I was about halfway done with my six-hour psych testing period. I remember reading that question and the limiting multiple-choice answers that were available, and cringing. This feeling of disgust was only exasperated when, two months later, I sat in the office of the psychiatrist who was going to go over the results of my psych evaluation with me.
“I noticed you put that you feel ‘uncomfortable’ as the answer to when someone finds you attractive.” I could’ve walked out of that room right then, but I knew that having this conversation was required to get his stamp of approval for my entrance decision. I told a lie and said, “Well I’m just a really shy person.” That didn’t even scratch the surface of my extreme discomfort with that question. On top of not being truthful to my feelings, my saying that it was shyness that makes me uncomfortable when people find me attractive seemed to raise a red flag in his mind.

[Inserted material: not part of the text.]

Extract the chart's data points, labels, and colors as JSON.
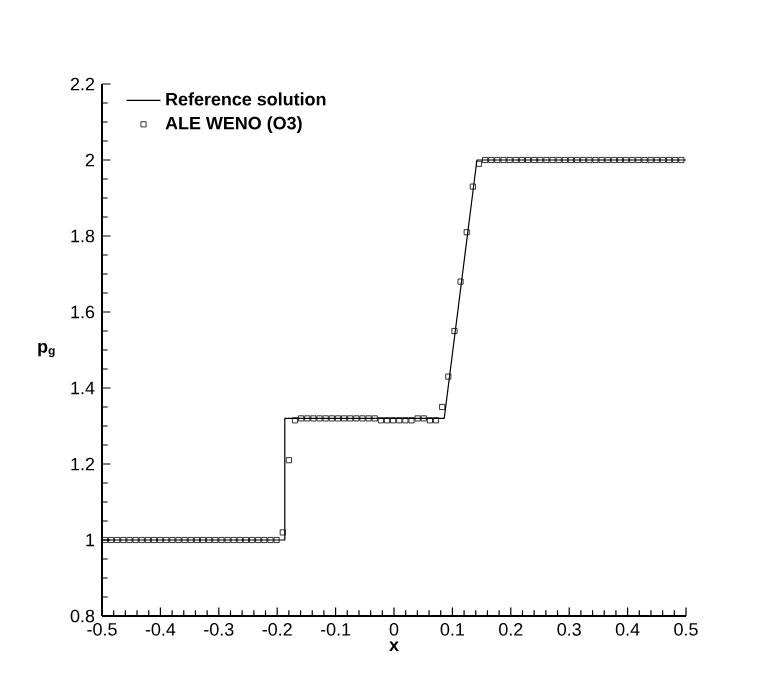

This psychological evaluation is outdated, limiting, and causes anxiety because it really comes off as a trick question. Would they have a problem with it either way you answer the question? I feel as though I can’t be honest, particularly in my context of being in a conservative synod of the ELCA, with their empty “inclusive” statements. What do they want me to say? I like the attention? Wouldn’t that be the wrong answer? But by his response, it seemed like my answer was also the wrong answer.
Having read Vision and Expectations I assumed that, as a person called to ministry, I shouldn’t have feelings of attraction or rejoice in people being attracted to me because isn’t that just too sexual for their taste? I know that it doesn’t explicitly state this in the document itself but I feel as though, particularly as a queer woman, I have to think twice about answering any question about attraction or lack-thereof. We claim to be a part of a Christian tradition that allows sanctioned attraction and values LGBTQ+ rights, right? Well I’m not buying into it. And so I resort to blaming my shyness.
This bending of the truth doesn’t stop there. Each time I have met with my candidacy committee I feel as though I have to put up a façade. I have to hide the fact that I was living with my transgender partner before marriage. I have to hide that my partner was even transgender! Even more than that I felt like I had to hide the fact that part of what led to my call to ordained ministry was that I found myself in messy relationships, and that, despite being a victim of assault, I made it through and found faith on the other side. I felt like I had to be the straight and pure ideal of what Vision and Expectations makes their pastors out to be.
Not only should we revisit questions on the psych evaluation, but we also need to update the language that is used in Vision and Expectations. As a country we have passed marriage equality so let our church treat the marriage between two people of the same gender as equal to the marriage between those of opposite genders. Further, if we believe in the priesthood of all believers, in which the pastor is not above the laity, then we need to stop putting candidates for ordination on pedestals. Not only is this liable to produce relationships of distrust between candidates and their committees, but it is likely to completely deter those with meaningful lived experiences that just happen to be deemed as unjust under the constrictive Vision and Expectations of the ELCA.